Spruch:
Der Revision wird Folge gegeben. Die Urteile der Vorinstanzen werden aufgehoben. Die Rechtssache wird an das Prozeßgericht erster Instanz zur neuerlichen Verhandlung und Entscheidung zurückverwiesen. Die Kosten des Revisionsverfahrens sind weitere Prozeßkosten.
Text
Begründung
Die Stadt Wien ist Eigentümerin des Grundstückes 1460/19 (EZ 5723) KG Leopoldstadt. Die Klägerin ist Bestandnehmerin dieses Grundstückes. Am 14. Juli 1982 gab sie dem Beklagten mit Zustimmung der Stadt Wien eine Teilfläche dieses Grundstückes im Ausmaß von 64 m2 zur Errichtung eines Superädifikates in Miete.
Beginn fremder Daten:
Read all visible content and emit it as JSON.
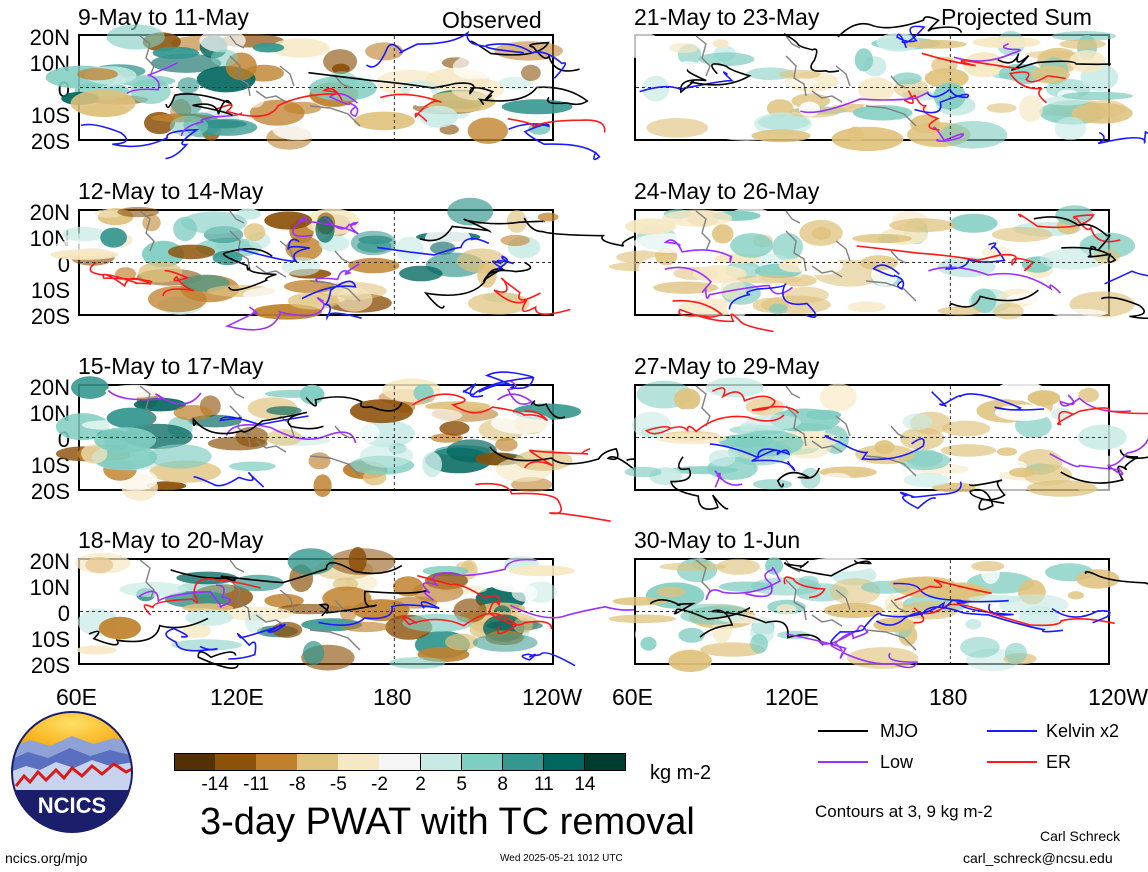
{
  "headers": {
    "left": "Observed",
    "right": "Projected Sum"
  },
  "panels": {
    "left": [
      "9-May to 11-May",
      "12-May to 14-May",
      "15-May to 17-May",
      "18-May to 20-May"
    ],
    "right": [
      "21-May to 23-May",
      "24-May to 26-May",
      "27-May to 29-May",
      "30-May to 1-Jun"
    ]
  },
  "lat_ticks": [
    "20N",
    "10N",
    "0",
    "10S",
    "20S"
  ],
  "lon_ticks_left": [
    "60E",
    "120E",
    "180",
    "120W"
  ],
  "lon_ticks_right": [
    "60E",
    "120E",
    "180",
    "120W"
  ],
  "colorbar": {
    "labels": [
      "-14",
      "-11",
      "-8",
      "-5",
      "-2",
      "2",
      "5",
      "8",
      "11",
      "14"
    ],
    "colors": [
      "#543005",
      "#8c510a",
      "#bf812d",
      "#dfc27d",
      "#f6e8c3",
      "#f5f5f5",
      "#c7eae5",
      "#80cdc1",
      "#35978f",
      "#01665e",
      "#003c30"
    ],
    "units": "kg m-2"
  },
  "legend": {
    "mjo": "MJO",
    "kelvin": "Kelvin x2",
    "low": "Low",
    "er": "ER",
    "colors": {
      "mjo": "#000000",
      "kelvin": "#1a1aff",
      "low": "#9b30ff",
      "er": "#ff1a1a"
    },
    "contours_note": "Contours at 3, 9 kg m-2"
  },
  "title": "3-day PWAT with TC removal",
  "logo_text": "NCICS",
  "footer": {
    "url": "ncics.org/mjo",
    "timestamp": "Wed 2025-05-21 1012 UTC",
    "author": "Carl Schreck",
    "email": "carl_schreck@ncsu.edu"
  }
}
Der Klägerin war bekannt, daß der Beklagte auf diesem Grundstücksteil sein nach der Idee "Kugelmugel" in Katzelsdorf errichtetes Bauwerk, das er abtragen mußte, auf diesem Grundstücksteil aufstellen werde. Mit Unterstützung der Stadt Wien wurde dieses Bauwerk nach Wien transferiert und auf der in Bestand genommenen Fläche erneut aufgestellt. Dieses Superädifikat dient dem Beklagten als Maler und Architekten zu kulturellen und künstlerischen Zwecken. Die Klägerin kündigte dem Beklagten diese Grundfläche zum 31. Dezember 1988 auf. Sie brachte vor, der Bestandgegenstand unterliege nicht dem Mietrechtsgesetz.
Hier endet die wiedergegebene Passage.